Tenniken

Wenn Kühe Geld verdienen - Experiment mit Erlebnisbauernhof

Zaghafte Annäherungsversuche auf dem Hof Gisiberg in Tenniken.Lucas Huber

Zaghafte Annäherungsversuche auf dem Hof Gisiberg in Tenniken.Lucas Huber

Um drei Kälber zu retten, geht Bauerstochter Sibylle Zwygart einen ungewöhnlichen Weg: Sie ruft einen Erlebnisbauernhof ins Leben. Kinder sollen die Kälber kennen lernen können. Auch möchte sie ihnen die Landwirtschaft näher bringen.

Alissia ist mit ihrem Bruder Bruno hier. Die beiden Kinder kommen aus der Stadt. Nun tragen sie Gummistiefel und bürsten ein Kalb. «Das ist anders als bei einem Pferd», sagt Alissia, «irgendwie schwieriger.» Sibylle Zwygart stimmt ihr zu. Rinder, sagt die Bauerntochter und Tiermedizinstudentin, seien stur. Darum rät sie den Kindern zu gemächlichen Bewegungen, als sie die Anatomie der drei Kälber erklärt. Dann erleichtert sich eines – und die Kinder kreischen kollektiv «Iiiieh».

Vor acht Monaten, bei der Kalbung, dachte Sibylle Zwygart, ihr Vater wolle sie hinters Licht führen. Da käme noch ein drittes, hatte der Tenniker Landwirt gesagt an jenem 11. Juli im vergangenen Jahr. Es wäre nicht das erste Mal gewesen. Beim ersten Kalb, Svea, hatte die angehende Tiermedizinerin der Mutter noch alleine assistiert. Als sie merkte, dass da noch mehr kommt, rief sie ihren Vater, der beim zweiten half: Sven. Und dann kam Svenja.

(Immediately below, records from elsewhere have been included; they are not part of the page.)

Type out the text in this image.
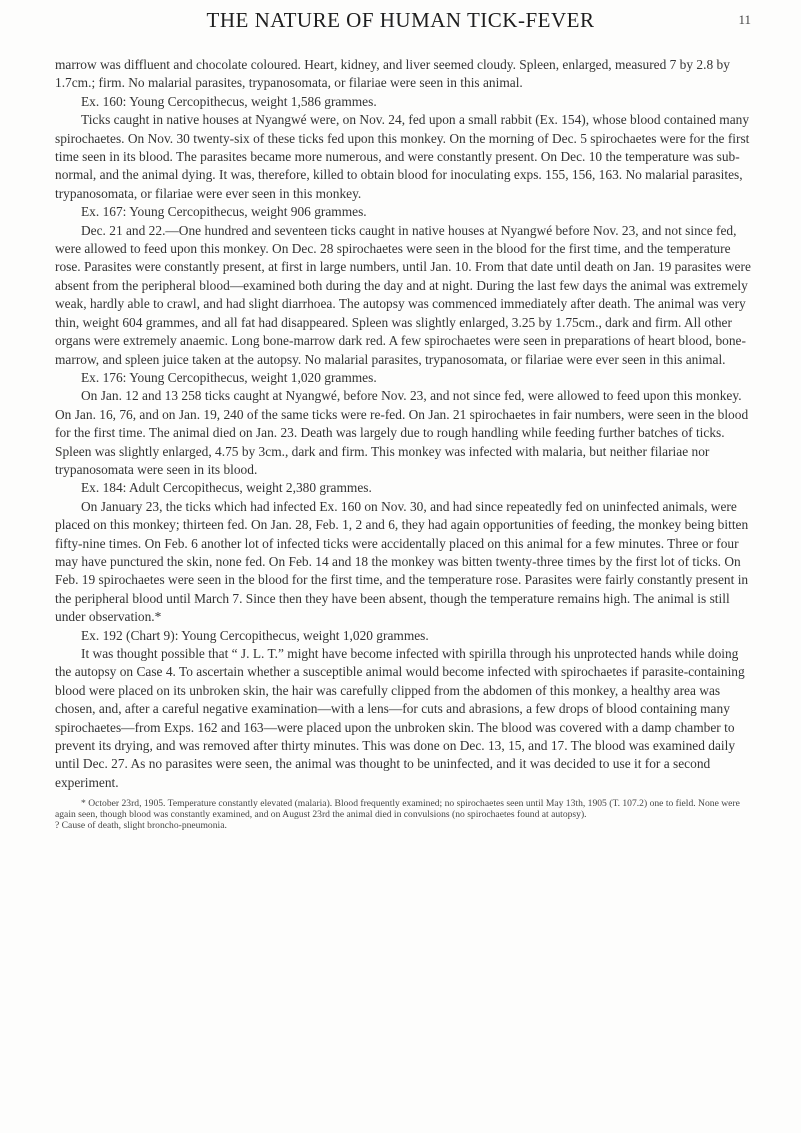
THE NATURE OF HUMAN TICK-FEVER	11

marrow was diffluent and chocolate coloured. Heart, kidney, and liver seemed cloudy. Spleen, enlarged, measured 7 by 2.8 by 1.7cm.; firm. No malarial parasites, trypanosomata, or filariae were seen in this animal.

Ex. 160: Young Cercopithecus, weight 1,586 grammes.

Ticks caught in native houses at Nyangwé were, on Nov. 24, fed upon a small rabbit (Ex. 154), whose blood contained many spirochaetes. On Nov. 30 twenty-six of these ticks fed upon this monkey. On the morning of Dec. 5 spirochaetes were for the first time seen in its blood. The parasites became more numerous, and were constantly present. On Dec. 10 the temperature was sub-normal, and the animal dying. It was, therefore, killed to obtain blood for inoculating exps. 155, 156, 163. No malarial parasites, trypanosomata, or filariae were ever seen in this monkey.

Ex. 167: Young Cercopithecus, weight 906 grammes.

Dec. 21 and 22.—One hundred and seventeen ticks caught in native houses at Nyangwé before Nov. 23, and not since fed, were allowed to feed upon this monkey. On Dec. 28 spirochaetes were seen in the blood for the first time, and the temperature rose. Parasites were constantly present, at first in large numbers, until Jan. 10. From that date until death on Jan. 19 parasites were absent from the peripheral blood—examined both during the day and at night. During the last few days the animal was extremely weak, hardly able to crawl, and had slight diarrhoea. The autopsy was commenced immediately after death. The animal was very thin, weight 604 grammes, and all fat had disappeared. Spleen was slightly enlarged, 3.25 by 1.75cm., dark and firm. All other organs were extremely anaemic. Long bone-marrow dark red. A few spirochaetes were seen in preparations of heart blood, bone-marrow, and spleen juice taken at the autopsy. No malarial parasites, trypanosomata, or filariae were ever seen in this animal.

Ex. 176: Young Cercopithecus, weight 1,020 grammes.

On Jan. 12 and 13 258 ticks caught at Nyangwé, before Nov. 23, and not since fed, were allowed to feed upon this monkey. On Jan. 16, 76, and on Jan. 19, 240 of the same ticks were re-fed. On Jan. 21 spirochaetes in fair numbers, were seen in the blood for the first time. The animal died on Jan. 23. Death was largely due to rough handling while feeding further batches of ticks. Spleen was slightly enlarged, 4.75 by 3cm., dark and firm. This monkey was infected with malaria, but neither filariae nor trypanosomata were seen in its blood.

Ex. 184: Adult Cercopithecus, weight 2,380 grammes.

On January 23, the ticks which had infected Ex. 160 on Nov. 30, and had since repeatedly fed on uninfected animals, were placed on this monkey; thirteen fed. On Jan. 28, Feb. 1, 2 and 6, they had again opportunities of feeding, the monkey being bitten fifty-nine times. On Feb. 6 another lot of infected ticks were accidentally placed on this animal for a few minutes. Three or four may have punctured the skin, none fed. On Feb. 14 and 18 the monkey was bitten twenty-three times by the first lot of ticks. On Feb. 19 spirochaetes were seen in the blood for the first time, and the temperature rose. Parasites were fairly constantly present in the peripheral blood until March 7. Since then they have been absent, though the temperature remains high. The animal is still under observation.*

Ex. 192 (Chart 9): Young Cercopithecus, weight 1,020 grammes.

It was thought possible that “ J. L. T.” might have become infected with spirilla through his unprotected hands while doing the autopsy on Case 4. To ascertain whether a susceptible animal would become infected with spirochaetes if parasite-containing blood were placed on its unbroken skin, the hair was carefully clipped from the abdomen of this monkey, a healthy area was chosen, and, after a careful negative examination—with a lens—for cuts and abrasions, a few drops of blood containing many spirochaetes—from Exps. 162 and 163—were placed upon the unbroken skin. The blood was covered with a damp chamber to prevent its drying, and was removed after thirty minutes. This was done on Dec. 13, 15, and 17. The blood was examined daily until Dec. 27. As no parasites were seen, the animal was thought to be uninfected, and it was decided to use it for a second experiment.

* October 23rd, 1905. Temperature constantly elevated (malaria). Blood frequently examined; no spirochaetes seen until May 13th, 1905 (T. 107.2) one to field. None were again seen, though blood was constantly examined, and on August 23rd the animal died in convulsions (no spirochaetes found at autopsy).

? Cause of death, slight broncho-pneumonia.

Vater liess sich auf Experiment ein

Dem geübten Blick des Landwirts entging nicht, dass die beiden weiblichen Kälber unfruchtbar waren. Angehende Milchkühe, denen der Nachwuchs verwehrt bleibt, geben auch keine Milch. Es drohte die Schlachtung. Dann hatte Sibylle Zwygart eine Idee: Wenn sie 120 Franken pro Tier und Monat verdiente, könnte sie die Kosten für die drei Kälber decken. «Sie waren mir bereits ans Herz gewachsen, und ich wollte ihnen das Leben retten», sagt sie.

Ihr Vater liess sich auf das Experiment ein. So machte sich die 23-jährige Studentin daran, einen Traum umzusetzen, den sie schon in früher Jugend hatte: eine Art Erlebnisbauernhof. Klappt es, ergäbe das in ihrem Fall ein ganzes Füllhorn an möglichen Aktivitäten, insbesondere für Kinder. Auf sie richtet Zwygart ihr Angebot aus.

Immer samstags will sie Kinder willkommen heissen auf dem Gisiberg, ein paar Autominuten oberhalb von Tenniken. Um die Kälber zu streicheln, sie zu putzen und zu füttern. Und mit ihnen Spaziergänge zu unternehmen, wenn sie dafür genügend trainiert sind. «Es geht aber auch darum, dass die Kinder wieder einen Bezug zur Landwirtschaft bekommen. Viele wissen nämlich nicht mehr, woher die Milch kommt. Oder sie haben keine Möglichkeit, das Landleben zu erleben», sagt Zwygart.

Kühe als Zugpferde

Noch haben sich die Kälber nicht ganz an den Kinderbesuch gewöhnt. Zaghaft scheuen sie noch, das Gewusel ist ihnen nicht geheuer. «Rinder sind sehr lernfähig. Svea, Svenja und Sven werden sich schnell daran gewöhnen», erklärt Zwygart. Schliesslich gehe es nämlich auch darum, die Tiere zu beschäftigen. Dazu könnte auch gehören, dass die Tiere beritten oder vor eine Kutsche gespannt werden. «Möglich ist es. Und wenn mein Vater Zeit hat, liegt sicher auch mal eine Traktorfahrt drin.»

Davon wissen Alissia und Bruno noch nichts. Trotzdem wollen sie gerne wiederkommen auf den Hof Gisiberg, wo nicht nur Kälber locken, sondern auch ein gigantischer Heustock. Auf dem hat Sibylle Zwygart schon als Kind getobt. Nun will Alissia toben. Das gibt den ungeübten Kälbern eine Verschnaufpause.